How Should I Approach a Patient with Resistant Hypertension?
MARCH 11, 2014
Karol Watson, MD
You see a 60-year-old African-American female patient for the first time for an annual checkup. Her past medical history is notable only for a 15-year history of hypertension and a history of having undergone a diagnostic laparoscopy 30 years ago for infertility. Her current medications are hydrochlorothiazide 25 mg daily, valsartan 320 mg daily, and amlodipine 10 mg daily. Physical examination is remarkable for a blood pressure of 177/90 mm Hg, pulse of 67 bpm, and a body mass index (BMI) of 28.41 kg/m2.
While the patient’s lung exam is clear, her fundoscopic exam reveals arteriovenous (AV) nicking and her heart exam is notable for the presence of an abnormal diastolic heart sound (S4). However, she has no flank or epigastric bruits.
The patient reports that over the past year, her blood pressure has consistently been >150/95 mm Hg when checked at the doctor’s office.
Does she qualify for the diagnosis of resistant hypertension?
According to the Seventh Report of the Joint National Committee on Prevention, Detection, Evaluation, and Treatment of High Blood Pressure (JNC 7), resistant hypertension is defined as the failure to achieve a blood pressure of at least 140/90 mm Hg — or at least 130/80 mm Hg for patients with diabetes or renal disease — despite adherence to treatment with full doses of at least 3 antihypertensive medications, including a diuretic. So, by that definition, this patient does have resistant hypertension.
The true prevalence of resistant hypertension is unknown, but it is estimated to occur in up to 20% of patients with chronic hypertension. Older age, obesity, and high baseline systolic blood pressure are among the strongest risk factors for resistant hypertension. In addition, African-American patients and women are more likely to have resistant hypertension.
What are possible causes of resistant hypertension?
In general, cases of resistant hypertension can be grouped into:
- Patient-related causes, such as non-adherence to medications
- Physician-related causes, such as failure to titrate medications
- Interfering substance, such as excessive salt intake
- Secondary hypertension, such as obstructive sleep apnea (OSA)
Drugs that lead to salt and water retention are among the most common causes of drug-induced resistance. Therefore, non-steroidal anti-inflammatory drugs (NSAIDs), glucocorticoids, and oral contraceptives are common causes of drug-induced resistant hypertension.
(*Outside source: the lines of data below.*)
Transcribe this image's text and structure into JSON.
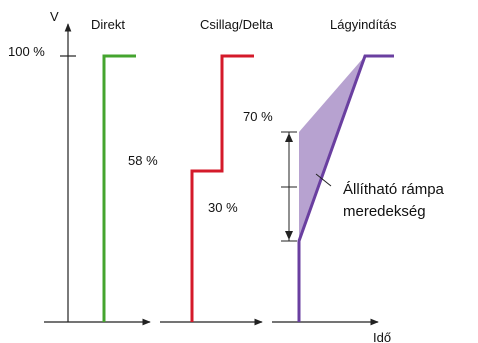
{
  "axis": {
    "y_label": "V",
    "x_label": "Idő",
    "y_tick_label": "100 %"
  },
  "methods": {
    "direct": {
      "title": "Direkt",
      "value_label": "58 %",
      "color": "#44a42f"
    },
    "star_delta": {
      "title": "Csillag/Delta",
      "low_label": "30 %",
      "high_label": "70 %",
      "color": "#d41a2a"
    },
    "soft_start": {
      "title": "Lágyindítás",
      "annotation_line1": "Állítható rámpa",
      "annotation_line2": "meredekség",
      "color": "#6a3fa0",
      "fill_color": "#b7a2d0"
    }
  },
  "style": {
    "axis_color": "#222222"
  }
}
Another class of medications that may induce hypertension is the sympathomimetic agents, which are found in many over-the-counter cold preparations or diet pills.
The patient states that she rarely forgets to take her medication, but when she does, it is generally when she goes on vacation. She said she tries to watch the salt in her diet and only occasionally uses the saltshaker to season her food. How would you evaluate her salt intake?
If you suspect the patient is ingesting excessive sodium, this can be assessed via 24-hour urine collection. The amount of sodium needed for normal physiologic functioning is small, yet humans typically ingest sodium in much larger amounts. Under normal conditions, the kidneys serve as the sole mode of excretion of excess sodium. Therefore, the amount of sodium excreted in a 24-hour period is a very good estimate of the amount of sodium ingested.1 If, in fact, sodium excess is contributing to this patient’s resistant hypertension, then blood pressure control can be improved with firm sodium restriction.
What dietary and lifestyle instructions would you offer this patient?
Lifestyle modification has been shown to be a very successful treatment for hypertension or prehypertension. According to the JNC 7, appropriate modifications include reducing dietary sodium to <2.4 g per day; increasing exercise to at least 30 minutes per day for 4 days a week; limiting alcohol consumption to 2 drinks or less per day for men, or 1 drink or less per day for women; following the Dietary Approaches to Stop Hypertension (DASH) eating plan, which is high in fruits, vegetables, potassium, calcium, and magnesium, but low in fat and salt; and achieving a weight loss goal of 10 lbs or more.